Researchers have discovered a way to refine an experimental Alzheimer’s vaccine, a finding that could pave the way for new treatment and prevention of the debilitating disease that affects people’s ability to think and recall information. Alzheimer’s occurs when toxic biochemical compounds known as amyloid-beta peptides accumulate in the brain, forming plaque deposits and injuring nerve cells, which eventually causes dementia. In 2000, researchers at the Centre for Research in Neurodegenerative Diseases published a paper showing how the amyloid-beta peptide vaccine blocked the production of the plaques and reversed learning impairment. The vaccine stimulates the body’s immune system into forming antibodies against the plaques in the brain, but it also caused inflamation. This new research claims to have found a way to better isolate the active epitope detected by antibodies. After testing a more refined, targeted amyloid-beta vaccine on mice, the scientists found that the antibodies generated by the vaccine cleared away the plaques — improving cognitive function in the mice and leaving no evidence of brain inflammation.
From the University of Toronto:New hope for Alzheimer’s vaccine
Refined vaccine circumvents brain inflammation in mice
——————————————————————————–
Nov. 1, 2002 — U of T researchers have discovered a way to refine an experimental Alzheimer’s vaccine, a finding that could pave the way for new treatment and prevention of the debilitating disease that affects people’s ability to think and recall information.
Alzheimer’s occurs when toxic biochemical compounds known as amyloid-beta peptides accumulate in the brain, forming plaque deposits and injuring nerve cells, which eventually causes dementia. In 2000, researchers at the Centre for Research in Neurodegenerative Diseases published a paper showing how the amyloid-beta peptide vaccine blocked the production of the plaques and reversed learning impairment.
The vaccine stimulates the body’s immune system into forming antibodies against the plaques in the brain. Human trials have been under way for some time in Europe and the U.S. but were halted earlier this year when some patients developed inflammation of the brain.
However, in the October issue of Nature Medicine, U of T researchers demonstrated how to circumvent the brain inflammation in mice. Led by Professors JoAnne McLaurin and David Westaway of laboratory medicine and pathobiology and Professor Peter St. George-Hyslop, director of CRND, the study identified the active epitope — a piece of the peptide — detected by antibodies in the immune system once the vaccine is administered.
They found that only a segment of the vaccine produced the beneficial immune response, suggesting that a small portion of the vaccine would be less likely to cause the inflammation in humans. After testing a more refined, targeted amyloid-beta vaccine on mice, the scientists found that the antibodies generated by the vaccine cleared away the plaques — improving cognitive function in the mice and leaving no evidence of brain inflammation.
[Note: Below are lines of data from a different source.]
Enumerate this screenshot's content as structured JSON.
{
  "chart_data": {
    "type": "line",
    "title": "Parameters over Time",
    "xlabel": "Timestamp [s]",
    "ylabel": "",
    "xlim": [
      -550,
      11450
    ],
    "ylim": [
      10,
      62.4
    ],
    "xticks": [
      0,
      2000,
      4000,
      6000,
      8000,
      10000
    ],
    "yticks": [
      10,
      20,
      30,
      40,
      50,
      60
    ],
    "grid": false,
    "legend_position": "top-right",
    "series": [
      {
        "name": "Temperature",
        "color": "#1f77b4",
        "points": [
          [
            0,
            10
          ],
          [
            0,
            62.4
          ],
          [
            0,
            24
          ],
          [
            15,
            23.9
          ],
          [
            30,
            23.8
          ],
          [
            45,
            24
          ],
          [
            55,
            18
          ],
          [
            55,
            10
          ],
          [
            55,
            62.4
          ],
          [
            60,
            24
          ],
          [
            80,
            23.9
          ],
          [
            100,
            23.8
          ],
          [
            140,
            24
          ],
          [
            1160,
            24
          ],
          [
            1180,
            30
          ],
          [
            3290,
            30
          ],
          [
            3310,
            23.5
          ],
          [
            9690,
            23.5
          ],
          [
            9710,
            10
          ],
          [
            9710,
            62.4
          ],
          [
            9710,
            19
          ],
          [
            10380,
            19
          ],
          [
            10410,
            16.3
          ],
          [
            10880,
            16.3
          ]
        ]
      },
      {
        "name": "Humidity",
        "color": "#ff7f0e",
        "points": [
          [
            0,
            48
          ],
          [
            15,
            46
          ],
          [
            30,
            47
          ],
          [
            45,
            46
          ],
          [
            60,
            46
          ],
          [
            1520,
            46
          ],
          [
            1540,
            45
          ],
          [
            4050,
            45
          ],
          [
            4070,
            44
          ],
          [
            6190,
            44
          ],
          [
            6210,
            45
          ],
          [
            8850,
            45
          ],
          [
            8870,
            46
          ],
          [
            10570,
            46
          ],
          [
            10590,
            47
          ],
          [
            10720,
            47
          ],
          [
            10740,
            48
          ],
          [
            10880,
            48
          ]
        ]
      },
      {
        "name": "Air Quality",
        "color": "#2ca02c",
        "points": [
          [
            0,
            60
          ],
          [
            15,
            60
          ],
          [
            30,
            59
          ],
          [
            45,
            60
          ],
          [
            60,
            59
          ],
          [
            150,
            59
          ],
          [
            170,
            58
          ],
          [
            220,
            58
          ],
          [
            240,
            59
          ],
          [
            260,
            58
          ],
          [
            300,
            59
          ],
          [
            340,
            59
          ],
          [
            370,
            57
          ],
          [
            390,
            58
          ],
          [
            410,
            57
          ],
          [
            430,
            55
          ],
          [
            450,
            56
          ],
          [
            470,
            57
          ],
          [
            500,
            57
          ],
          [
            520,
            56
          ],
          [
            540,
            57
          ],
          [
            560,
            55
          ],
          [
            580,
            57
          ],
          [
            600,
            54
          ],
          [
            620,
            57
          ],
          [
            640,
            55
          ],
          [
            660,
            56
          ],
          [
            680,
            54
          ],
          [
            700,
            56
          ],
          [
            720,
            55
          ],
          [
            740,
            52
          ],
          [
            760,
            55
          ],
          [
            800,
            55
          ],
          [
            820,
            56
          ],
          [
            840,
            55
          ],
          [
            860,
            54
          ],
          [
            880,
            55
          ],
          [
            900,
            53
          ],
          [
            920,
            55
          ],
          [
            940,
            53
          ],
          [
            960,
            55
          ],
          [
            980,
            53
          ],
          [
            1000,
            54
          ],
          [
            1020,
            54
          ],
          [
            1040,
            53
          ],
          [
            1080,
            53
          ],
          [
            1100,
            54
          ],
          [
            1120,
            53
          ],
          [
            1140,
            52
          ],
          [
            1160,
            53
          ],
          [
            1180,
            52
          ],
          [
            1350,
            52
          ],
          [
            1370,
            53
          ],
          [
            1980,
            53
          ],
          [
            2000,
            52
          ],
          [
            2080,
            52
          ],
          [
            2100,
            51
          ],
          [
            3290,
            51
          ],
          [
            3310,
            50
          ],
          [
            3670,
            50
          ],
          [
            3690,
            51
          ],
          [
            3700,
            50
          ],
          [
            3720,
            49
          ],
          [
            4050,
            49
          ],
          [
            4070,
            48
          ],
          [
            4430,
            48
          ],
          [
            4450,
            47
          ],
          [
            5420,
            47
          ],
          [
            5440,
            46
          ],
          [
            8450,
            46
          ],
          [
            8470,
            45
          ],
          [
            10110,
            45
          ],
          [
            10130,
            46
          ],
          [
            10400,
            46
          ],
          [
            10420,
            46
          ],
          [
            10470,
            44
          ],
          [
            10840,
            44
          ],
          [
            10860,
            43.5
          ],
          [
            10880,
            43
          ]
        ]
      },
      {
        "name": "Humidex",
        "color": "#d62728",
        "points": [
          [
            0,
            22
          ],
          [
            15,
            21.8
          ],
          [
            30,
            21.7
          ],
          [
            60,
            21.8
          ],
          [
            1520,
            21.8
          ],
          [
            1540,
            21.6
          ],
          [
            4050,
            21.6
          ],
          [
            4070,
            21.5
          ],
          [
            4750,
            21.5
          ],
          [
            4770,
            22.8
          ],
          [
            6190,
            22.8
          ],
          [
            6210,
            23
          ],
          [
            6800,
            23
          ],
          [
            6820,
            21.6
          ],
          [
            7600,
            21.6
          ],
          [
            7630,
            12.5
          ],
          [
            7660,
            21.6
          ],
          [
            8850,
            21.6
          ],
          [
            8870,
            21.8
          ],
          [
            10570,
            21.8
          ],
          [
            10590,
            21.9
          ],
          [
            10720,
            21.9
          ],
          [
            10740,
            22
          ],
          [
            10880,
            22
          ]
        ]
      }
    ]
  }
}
According to McLaurin, the study, funded by the Canadian Institutes of Health Research and the Natural Sciences and Engineering Research Council of Canada, could also lead to small-molecule drugs that could bypass the problematic side-effects of immunotherapy.
“This information gives new hope for the development of a vaccine for Alzheimer’s disease,” McLaurin said. “If side effects persist then the development of a small molecular mimic will circumvent immunotherapy completely.”
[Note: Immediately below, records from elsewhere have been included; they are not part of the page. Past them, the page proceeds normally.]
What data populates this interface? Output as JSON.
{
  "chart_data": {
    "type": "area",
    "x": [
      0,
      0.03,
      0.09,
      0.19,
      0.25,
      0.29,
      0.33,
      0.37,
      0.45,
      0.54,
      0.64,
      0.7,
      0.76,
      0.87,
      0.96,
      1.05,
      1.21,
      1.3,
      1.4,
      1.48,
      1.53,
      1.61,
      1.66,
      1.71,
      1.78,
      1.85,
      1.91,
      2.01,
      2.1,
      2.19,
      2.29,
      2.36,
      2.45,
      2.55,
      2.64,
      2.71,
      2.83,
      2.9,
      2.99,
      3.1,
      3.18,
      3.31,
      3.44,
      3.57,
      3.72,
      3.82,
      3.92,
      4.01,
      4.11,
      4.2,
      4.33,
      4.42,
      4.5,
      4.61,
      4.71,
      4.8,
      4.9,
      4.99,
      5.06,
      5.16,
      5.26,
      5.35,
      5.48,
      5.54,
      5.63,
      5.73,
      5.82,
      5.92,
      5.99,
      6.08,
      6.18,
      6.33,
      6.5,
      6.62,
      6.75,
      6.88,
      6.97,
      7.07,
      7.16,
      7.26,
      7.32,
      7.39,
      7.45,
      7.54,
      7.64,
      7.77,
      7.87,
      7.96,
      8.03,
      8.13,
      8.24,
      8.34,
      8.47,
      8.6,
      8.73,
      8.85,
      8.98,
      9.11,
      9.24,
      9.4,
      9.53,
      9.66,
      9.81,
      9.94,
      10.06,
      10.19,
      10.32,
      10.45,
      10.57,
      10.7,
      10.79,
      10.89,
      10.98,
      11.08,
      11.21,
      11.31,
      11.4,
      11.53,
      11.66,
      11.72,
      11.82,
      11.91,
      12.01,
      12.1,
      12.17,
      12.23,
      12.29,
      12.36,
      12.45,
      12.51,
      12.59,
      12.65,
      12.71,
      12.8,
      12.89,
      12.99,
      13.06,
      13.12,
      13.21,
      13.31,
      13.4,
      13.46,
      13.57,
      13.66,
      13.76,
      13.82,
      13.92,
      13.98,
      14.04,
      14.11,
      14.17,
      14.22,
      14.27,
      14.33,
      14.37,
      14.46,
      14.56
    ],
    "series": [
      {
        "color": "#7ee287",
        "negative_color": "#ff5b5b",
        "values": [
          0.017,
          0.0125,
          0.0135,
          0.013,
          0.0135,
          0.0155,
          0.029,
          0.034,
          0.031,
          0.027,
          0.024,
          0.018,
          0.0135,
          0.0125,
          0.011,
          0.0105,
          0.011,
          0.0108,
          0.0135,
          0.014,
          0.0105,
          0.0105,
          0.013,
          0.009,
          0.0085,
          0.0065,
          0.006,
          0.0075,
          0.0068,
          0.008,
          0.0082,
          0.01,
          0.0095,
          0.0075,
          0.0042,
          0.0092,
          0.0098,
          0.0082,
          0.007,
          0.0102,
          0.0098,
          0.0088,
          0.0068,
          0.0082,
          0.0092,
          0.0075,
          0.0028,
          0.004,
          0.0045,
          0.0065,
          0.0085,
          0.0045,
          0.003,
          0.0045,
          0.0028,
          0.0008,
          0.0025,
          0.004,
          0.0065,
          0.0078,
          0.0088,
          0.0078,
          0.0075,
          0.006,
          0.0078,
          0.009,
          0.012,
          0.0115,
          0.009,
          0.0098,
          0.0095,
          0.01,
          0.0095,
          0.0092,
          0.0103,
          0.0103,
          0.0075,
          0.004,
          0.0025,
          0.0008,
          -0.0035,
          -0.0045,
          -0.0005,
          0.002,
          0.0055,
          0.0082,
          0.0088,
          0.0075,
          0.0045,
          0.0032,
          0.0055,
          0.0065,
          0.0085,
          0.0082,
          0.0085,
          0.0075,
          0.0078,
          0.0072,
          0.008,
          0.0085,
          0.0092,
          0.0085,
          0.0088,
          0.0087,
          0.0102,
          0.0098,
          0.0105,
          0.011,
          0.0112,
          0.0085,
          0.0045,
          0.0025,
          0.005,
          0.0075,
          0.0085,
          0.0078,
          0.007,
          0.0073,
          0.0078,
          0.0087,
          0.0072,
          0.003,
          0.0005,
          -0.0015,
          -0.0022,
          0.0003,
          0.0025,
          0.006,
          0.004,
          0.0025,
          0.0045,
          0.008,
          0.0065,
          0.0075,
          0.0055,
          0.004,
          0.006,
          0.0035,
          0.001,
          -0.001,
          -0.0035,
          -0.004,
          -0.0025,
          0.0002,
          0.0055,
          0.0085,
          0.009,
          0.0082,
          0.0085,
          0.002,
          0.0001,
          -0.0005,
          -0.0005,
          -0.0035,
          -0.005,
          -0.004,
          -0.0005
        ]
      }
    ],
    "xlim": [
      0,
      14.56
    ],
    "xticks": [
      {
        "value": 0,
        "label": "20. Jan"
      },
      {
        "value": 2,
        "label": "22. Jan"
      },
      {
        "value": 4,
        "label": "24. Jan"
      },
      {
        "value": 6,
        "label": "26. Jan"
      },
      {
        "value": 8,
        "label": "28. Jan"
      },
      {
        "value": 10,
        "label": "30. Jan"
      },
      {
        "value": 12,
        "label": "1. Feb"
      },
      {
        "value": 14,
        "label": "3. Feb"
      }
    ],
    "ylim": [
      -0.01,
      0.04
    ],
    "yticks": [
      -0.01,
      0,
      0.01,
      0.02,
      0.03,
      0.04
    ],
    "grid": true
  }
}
In a related study published in the same issue of Nature Medicine, Swiss researchers showed that the human patients actually did accumulate antibodies against A-beta — a critical step in plaque clearance. They also found that the antibodies that formed did not attack normal brain cells. Taken together, the researchers say the two studies offer critical evidence for future research for an Alzheimer’s vaccine.